Apr 23 2014, 10:56am CDT | by Forbes
Today it’s come out of PR dormancy with some large numbers to share. According to Zach Sims, the company’s 23 year-old CEO, 24 million people have taken a course on the site. That’s translated into 1 billion lines of code and the creation of 100,000 student-made courses.
Though vague—that 24 million user number includes those who completed a problem and never returned, along with those who’ve stuck with it for years—it’s still an impressive figure. When compared to other online education companies, who appear to use the same metric, it looks even more impressive.
Coursera, for example, boasts 7.4 million students while Udacity, run by ex-Googler Sebastian Thrun, last reported 1.6 million in November 2013. EdX also last reported 1.6 million. Udemy, meanwhile, is probably somewhere between 1 and 2 million.
So Codecademy, which is only tackling a niche in online education, albeit an important one, appears to be leading the entire space in terms of registered users. And by “leading” I mean crushing its nearest competitor by a factor of more than three.
And then there’s Treehouse, a Florida-based company that charges $25-$50 monthly for access to coding courses. It’s well funded by the likes of Chamath Palihapitiya and Greylock Partners. Though it appears to have less than 100,000 users, those users pay. Meaning the company has one thing Codecademy that does not: millions of dollars in sales.
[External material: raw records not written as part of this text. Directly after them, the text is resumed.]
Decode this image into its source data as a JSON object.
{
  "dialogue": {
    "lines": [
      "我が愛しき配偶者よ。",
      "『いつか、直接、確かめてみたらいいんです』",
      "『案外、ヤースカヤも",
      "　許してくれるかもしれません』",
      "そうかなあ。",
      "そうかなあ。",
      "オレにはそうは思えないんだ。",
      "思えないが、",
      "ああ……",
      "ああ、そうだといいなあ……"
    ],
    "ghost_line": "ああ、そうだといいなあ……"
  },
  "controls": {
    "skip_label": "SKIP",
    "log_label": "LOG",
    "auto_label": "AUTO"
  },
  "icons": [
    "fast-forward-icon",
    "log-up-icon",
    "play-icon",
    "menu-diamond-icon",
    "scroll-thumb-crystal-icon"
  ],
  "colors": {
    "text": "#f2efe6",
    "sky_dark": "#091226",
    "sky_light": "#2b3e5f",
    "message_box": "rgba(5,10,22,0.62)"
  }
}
Sims, now the head of a 23-person company, has striven for scale rather than revenue to date, the former of which he’s accomplished. He aims to unveil a business model by the end of 2014. He didn’t offer much detail beyond asserting that the company is teaching millions of people valuable, directly applicable skills that could easily translate into job offers and salary increases. “There’s a ton of value there,” he says.
He also hinted at broader course offerings to come, likely computer-related subjects like web design and data science.
In the meantime the company is releasing a redesign of the platform, three months in the making. The new design will help students create shareable projects and webpages, like a replica of the Airbnb homepage. Currently students focus on answering discrete computer science problems.